Conclusion: The Train Was Spectacular, But It Wasn't Necessary

Could Doc Brown have made — or more accurately, sourced and adapted — usable gasoline in 1885 California? Almost certainly yes. The petroleum infrastructure existed. The chemistry was understood. The raw materials were available. A man of his stated intellectual range would have had multiple viable paths to a workable fuel blend, from straight kerosene for a short burn to a benzene-boosted mixture capable of a sustained run.

The train plan makes for a better movie. Nobody is arguing otherwise. But it represents a curious blind spot for a character defined by his ability to solve impossible technical problems with whatever happens to be lying around. The real Doc Brown — the one who built a nuclear-powered time machine — would almost certainly have had the DeLorean running on improvised 1885-spec fuel long before he ever set eyes on a locomotive.

Which is, when you think about it, a rather fitting tribute to how remarkable the history of petroleum actually is. The industry that powers the modern world was already old enough and established enough in 1885 that even a fictional time-traveller could have used it to go home.
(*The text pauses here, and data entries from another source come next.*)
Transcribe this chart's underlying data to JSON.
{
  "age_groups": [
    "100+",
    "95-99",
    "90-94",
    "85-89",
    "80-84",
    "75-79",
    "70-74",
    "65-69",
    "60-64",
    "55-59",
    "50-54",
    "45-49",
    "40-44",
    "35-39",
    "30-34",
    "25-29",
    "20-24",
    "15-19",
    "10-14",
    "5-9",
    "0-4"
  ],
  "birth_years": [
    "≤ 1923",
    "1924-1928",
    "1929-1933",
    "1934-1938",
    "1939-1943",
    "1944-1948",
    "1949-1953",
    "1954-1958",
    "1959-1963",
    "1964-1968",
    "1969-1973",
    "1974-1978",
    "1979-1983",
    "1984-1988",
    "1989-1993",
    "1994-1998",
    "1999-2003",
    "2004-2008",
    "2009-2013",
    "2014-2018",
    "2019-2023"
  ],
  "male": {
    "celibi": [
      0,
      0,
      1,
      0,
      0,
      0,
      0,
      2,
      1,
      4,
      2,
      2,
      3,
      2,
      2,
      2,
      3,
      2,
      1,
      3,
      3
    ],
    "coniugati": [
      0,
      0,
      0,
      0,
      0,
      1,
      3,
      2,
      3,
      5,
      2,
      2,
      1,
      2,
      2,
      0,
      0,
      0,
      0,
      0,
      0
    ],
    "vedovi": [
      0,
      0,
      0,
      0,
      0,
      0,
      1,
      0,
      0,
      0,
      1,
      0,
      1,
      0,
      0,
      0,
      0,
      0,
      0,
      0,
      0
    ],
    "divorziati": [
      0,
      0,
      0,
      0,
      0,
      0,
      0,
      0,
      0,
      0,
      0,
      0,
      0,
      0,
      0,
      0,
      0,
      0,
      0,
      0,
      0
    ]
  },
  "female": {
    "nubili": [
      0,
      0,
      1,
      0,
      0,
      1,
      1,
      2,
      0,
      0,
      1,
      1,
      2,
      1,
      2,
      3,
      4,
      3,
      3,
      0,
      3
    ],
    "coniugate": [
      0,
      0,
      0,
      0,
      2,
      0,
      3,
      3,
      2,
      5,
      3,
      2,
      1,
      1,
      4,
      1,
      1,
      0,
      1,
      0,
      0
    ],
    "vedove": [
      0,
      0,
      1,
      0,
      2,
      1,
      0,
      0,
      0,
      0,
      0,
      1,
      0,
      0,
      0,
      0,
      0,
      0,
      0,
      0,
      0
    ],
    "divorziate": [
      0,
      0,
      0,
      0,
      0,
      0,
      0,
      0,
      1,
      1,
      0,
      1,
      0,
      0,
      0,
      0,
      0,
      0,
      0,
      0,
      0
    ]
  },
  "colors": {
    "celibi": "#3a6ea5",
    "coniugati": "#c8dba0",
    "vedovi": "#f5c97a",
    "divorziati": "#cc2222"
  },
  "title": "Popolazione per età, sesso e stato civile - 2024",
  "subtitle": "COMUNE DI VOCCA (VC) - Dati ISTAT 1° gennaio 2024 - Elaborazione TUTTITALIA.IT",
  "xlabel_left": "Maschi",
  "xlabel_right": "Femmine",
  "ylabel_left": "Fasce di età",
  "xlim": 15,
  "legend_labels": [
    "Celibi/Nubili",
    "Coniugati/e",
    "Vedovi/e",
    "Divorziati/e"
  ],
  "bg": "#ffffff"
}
Frequently Asked Questions

Was gasoline actually available in 1885?

Not in the modern sense. What was commercially available in 1885 was primarily kerosene, used as a lamp and heating fuel, along with benzene and other light petroleum fractions. Purpose-refined automotive gasoline as a distinct product category came later, driven by demand from the nascent automobile industry in the 1890s and early 1900s. However, the light fractions of crude oil that we'd recognise as proto-gasoline were being produced as byproducts of kerosene refining — often disposed of as waste — as early as the 1860s.

Would kerosene actually damage the DeLorean's engine?

In sustained use, yes. Kerosene has an octane rating of roughly 15–30, far below the 87-minimum most modern engines require. Running a 1980s engine on straight kerosene would cause significant pre-detonation (engine knocking), reducing power output and eventually damaging pistons, cylinder walls, and other key components. For a single short run to reach 88 mph — a matter of seconds — the risk of catastrophic failure would be much lower, though performance would be noticeably degraded.

What is fractional distillation and why does it matter for this story?

Fractional distillation is the process by which crude oil is separated into its component parts by heating it and collecting the vapours at different temperatures as they condense. Lighter fractions like naphtha and gasoline condense at lower temperatures; heavier products like diesel, fuel oil, and bitumen condense at higher temperatures. This process was theoretically described as early as the 9th century and was industrialised in the 1840s and 1850s. By 1885, commercial refineries using this method were operating in California. Doc Brown would not have needed to invent anything — he'd have needed to apply existing technology.

What did Bertha Benz use as fuel on the world's first road trip?

Bertha Benz used ligroin, a light petroleum solvent available at pharmacies, to fuel the Benz Patent-Motorwagen on her historic 1888 journey from Mannheim to Pforzheim, Germany. She stopped at pharmacies along the route to replenish her supply — making those pharmacies, in effect, the world's first petrol stations. She also improvised a brake pad from a piece of leather during the trip and cleared a blocked fuel line using her hairpin. Her journey was instrumental in proving the practical viability of the automobile and in persuading Carl Benz to continue developing his designs.